= Pauline Dempers =

Namibian human rights activist and politician

Pauline Frannzisca Dempers (born 28 April 1962 in Aranos, Hardap Region) is a Namibian human rights activist and politician. In 1996, Dempers became national coordinator for Breaking the Wall of Silence (BWS), a group which advocates for the rights of those detained by SWAPO during the Namibian War of Independence. Dempers was active with the Congress of Democrats.

==Career==
Dempers was a prominent anti-apartheid activist in southern Namibia prior to fleeing into exile in 1983 to join SWAPO. She was arrested by SWAPO in 1986 while living in a refugee camp near Lubango in southern Angola. Along with hundreds of other Namibian exiles, Dempers was accused of having turned against the liberation movement, and of spying on behalf of the oppressors. They were tortured and held in the 'dungeons' of Lubango in the final years of the Namibian War of Independence. She was released in March 1989 and repatriated to Namibia following the moves towards independence which culminated in March 1990.

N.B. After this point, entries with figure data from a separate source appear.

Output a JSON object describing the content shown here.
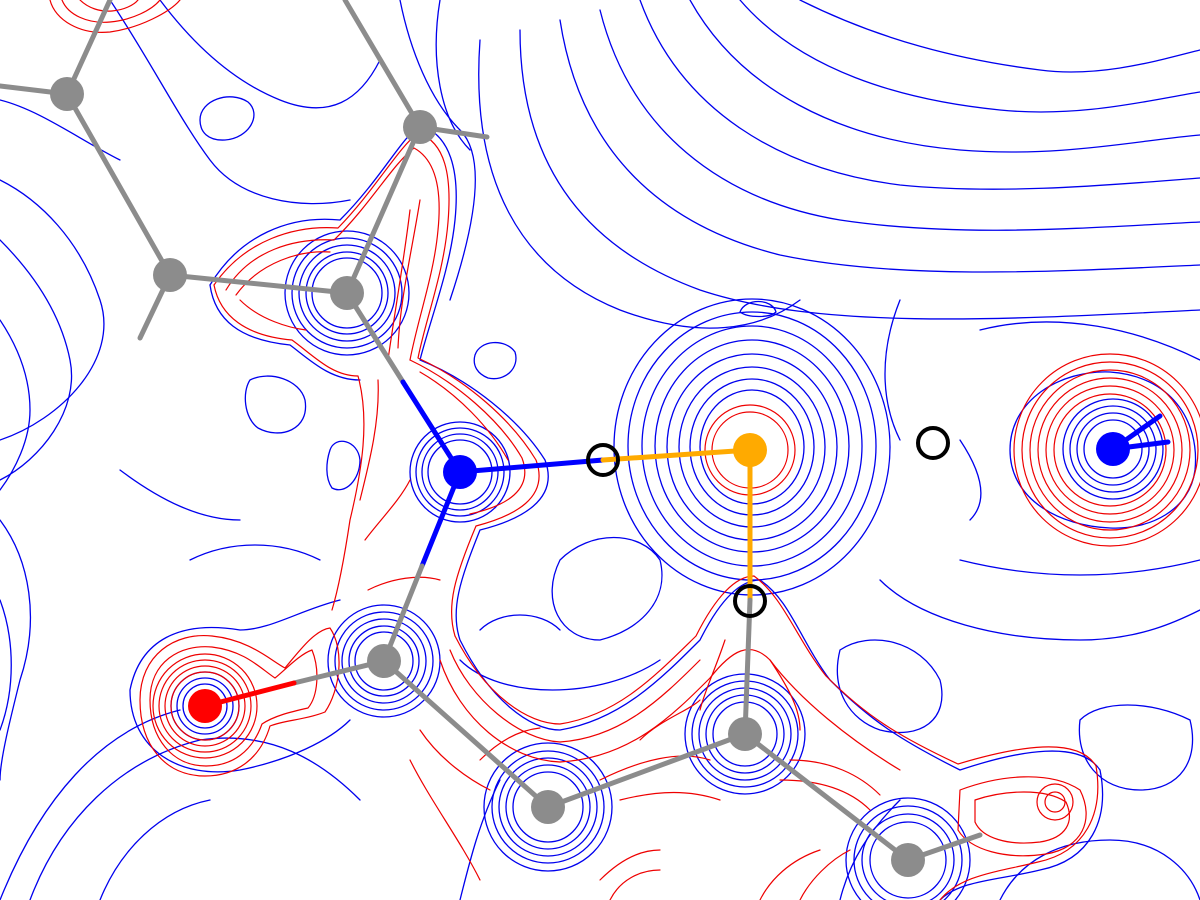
{
  "figure": {
    "kind": "contour-map",
    "colors": {
      "negative_contour": "#0000ee",
      "positive_contour": "#ee0000",
      "carbon": "#8c8c8c",
      "nitrogen": "#0000ff",
      "oxygen": "#ff0000",
      "metal": "#ffaa00",
      "critical_point": "#000000",
      "background": "#ffffff"
    }
  },
  "atoms": [
    {
      "id": "c1",
      "element": "C",
      "color": "carbon"
    },
    {
      "id": "c2",
      "element": "C",
      "color": "carbon"
    },
    {
      "id": "c3",
      "element": "C",
      "color": "carbon"
    },
    {
      "id": "c4",
      "element": "C",
      "color": "carbon"
    },
    {
      "id": "c5",
      "element": "C",
      "color": "carbon"
    },
    {
      "id": "c6",
      "element": "C",
      "color": "carbon"
    },
    {
      "id": "c7",
      "element": "C",
      "color": "carbon"
    },
    {
      "id": "c8",
      "element": "C",
      "color": "carbon"
    },
    {
      "id": "n1",
      "element": "N",
      "color": "nitrogen"
    },
    {
      "id": "n2",
      "element": "N",
      "color": "nitrogen"
    },
    {
      "id": "o1",
      "element": "O",
      "color": "oxygen"
    },
    {
      "id": "m1",
      "element": "metal",
      "color": "metal"
    }
  ],
  "critical_points": [
    {
      "id": "bcp1"
    },
    {
      "id": "bcp2"
    },
    {
      "id": "bcp3"
    }
  ]
}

Dempers became national coordinator for Breaking the Wall of Silence (BWS) in 1999, three years after its formation. BWS is a non-governmental organization named after Siegfried Groth's book Namibia. The Wall of Silence that exposed the atrocities at Lubango. At that time she had quit SWAPO and joined the opposition party Congress of Democrats (CoD). In 2007, Dempers was part of a controversy as a member of the CoD's central committee. She and other committee members were expelled by a faction of the party led by Ben Ulenga. She joined up with the faction led by Ignatius Shixwameni and formed an 'interim national committee'.

In March 2008, close friend and fellow detainee Kalla Gertze died from an asthma attack. In eulogising Gertze, Dempers called for members of the National Assembly to open the debate on the Lubango detainees.